То она говорила о том, что очень любит тепло (как и ее сын), то о цветах граната, то о белых голубях и острокрылых ласточках, колыхавших в стремительном полете недвижный воздух двора. Птицы волновали ее. Когда они, проносясь мимо, овевали прохладой ее лицо, она вздрагивала, оживлялась, слегка приподнимаясь, — казалось, наконец-то она пробуждается от оцепенения. Все дни напролет она лежала, томно погруженная в себя, нежась и предаваясь лени. Ее несокрушимая удовлетворенность всем и вся поначалу раздражала меня, но постепенно я стал привыкать к ее спокойному, отрешенному виду и даже отдыхал душой, глядя на нее. Скоро я привык четыре раза в день — уходя на прогулку и возвращаясь — присаживаться к ней. Мы лениво говорили о чем-то — о чем, не могу сказать. Мне стало доставлять удовольствие соседство этого вялого, почти растительного существования, ее глупость и красота умиротворяли и забавляли меня. Я стал видеть в ее замечаниях недоступную простому пониманию глубину, ее безграничное благодушие восхищало меня и вызывало зависть. Возникшая симпатия была обоюдной; она радовалась моему присутствию подсознательно, как радуется журчанию ручья человек, сидящий на его берегу в глубоком раздумье. Не скажу, чтобы лицо ее при виде меня светлело от удовольствия, ибо удовольствие было постоянно написано на ее лице. Я догадался о ее расположении по более интимным признакам. Однажды, когда я сидел подле нее на мраморной ступеньке, она вдруг потянулась ко мне и погладила мою руку. Жест был мгновенный, и она тут же погрузилась в полудрему, не успел я осознать, что произошло. Я быстро поднял голову и заглянул ей в глаза, но они смотрели, как всегда, бездумно и отрешенно. Было ясно, что она не придала никакого значения этой мгновенной ласке, и я упрекнул себя за легкомыслие.

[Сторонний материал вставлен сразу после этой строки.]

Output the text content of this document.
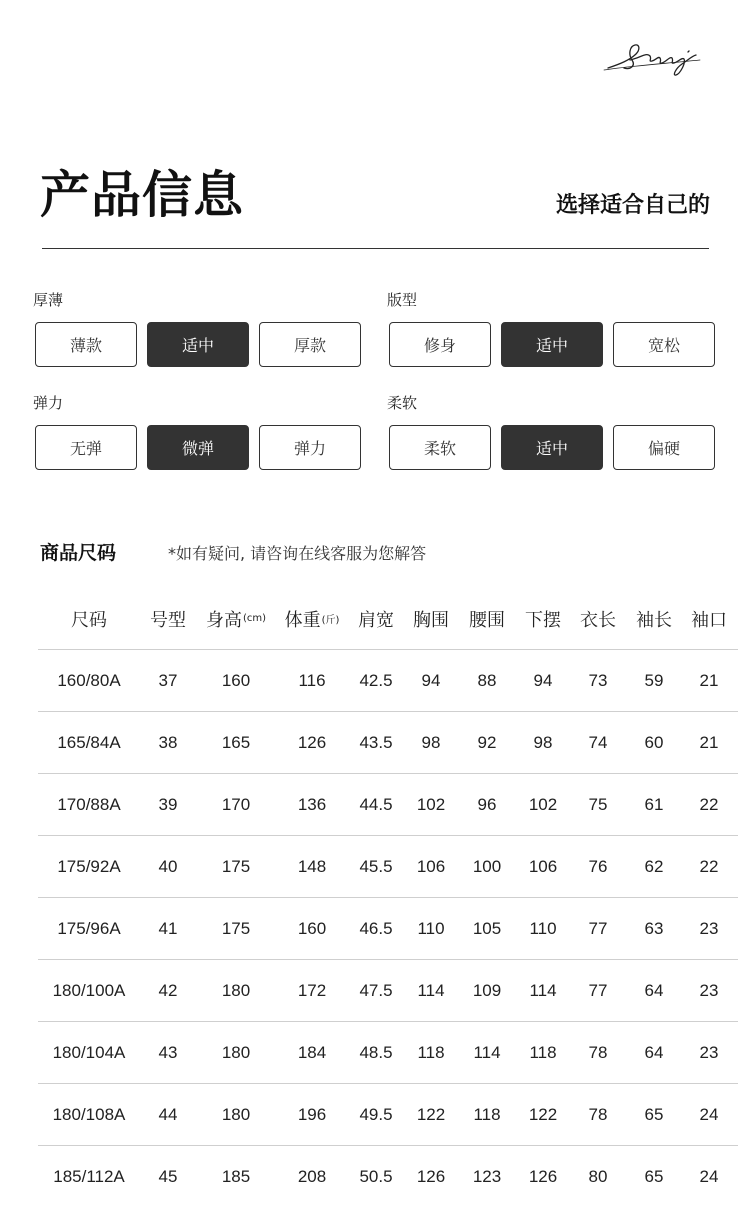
产品信息	选择适合自己的
厚薄
薄款	适中	厚款
版型
修身	适中	宽松
弹力
无弹	微弹	弹力
柔软
柔软	适中	偏硬
商品尺码	*如有疑问, 请咨询在线客服为您解答
尺码 号型 身高 (cm) 体重 (斤) 肩宽 胸围 腰围 下摆 衣长 袖长 袖口
160/80A	37	160	116	42.5	94	88	94	73	59	21
165/84A	38	165	126	43.5	98	92	98	74	60	21
170/88A	39	170	136	44.5	102	96	102	75	61	22
175/92A	40	175	148	45.5	106	100	106	76	62	22
175/96A	41	175	160	46.5	110	105	110	77	63	23
180/100A	42	180	172	47.5	114	109	114	77	64	23
180/104A	43	180	184	48.5	118	114	118	78	64	23
180/108A	44	180	196	49.5	122	118	122	78	65	24
185/112A	45	185	208	50.5	126	123	126	80	65	24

Внешность матери и более близкое с ней знакомство (если это можно назвать знакомством) укрепили меня во мнении, сложившемся от общения с сыном. Кровь этой семьи оскудела, по всей вероятности, от длительного инбридинга. Ведь известно, что чванливая аристократия питает пагубное пристрастие к кровным бракам. Вырождение не коснулось, однако, физических качеств: красота и здоровье передавались из поколения в поколение без изъяна, и лица моих хозяев вышли из под резца природы такими же прекрасными, как лицо, изображенное на портрете два столетия назад. Но интеллект (это более ценное наследие) носил все признаки вырождения; фамильная сокровищница ума опустела, и потребовалась здоровая плебейская кровь погонщика мулов или горного контрабандиста, чтобы полуидиотизм матери превратить в инфантильную резвость сына. Однако из этих двоих я отдавал предпочтение матери. Что касается Фелипа, мстительного и вместе покладистого, порывистого и робкого, непостоянного, как бег зайца, то мне он даже начал казаться носителем какого то разрушительного начала. О матери же я не мог сказать ничего плохого. Я заметил в их отношениях враждебность и, не осведомленный до конца, как все зрители, поспешил взять сторону матери, хотя по большей части именно она выказывала эту враждебность. Иной раз, когда Фелип подходил к ней, у нее вдруг прерывалось дыхание, а зрачки ничего не выражающих глаз суживались, как от сильного страха. Все, что она чувствовала, легко читалось на ее лице, и это затаенное отвращение очень занимало меня. Что могло породить его, чем провинился перед ней Фелип?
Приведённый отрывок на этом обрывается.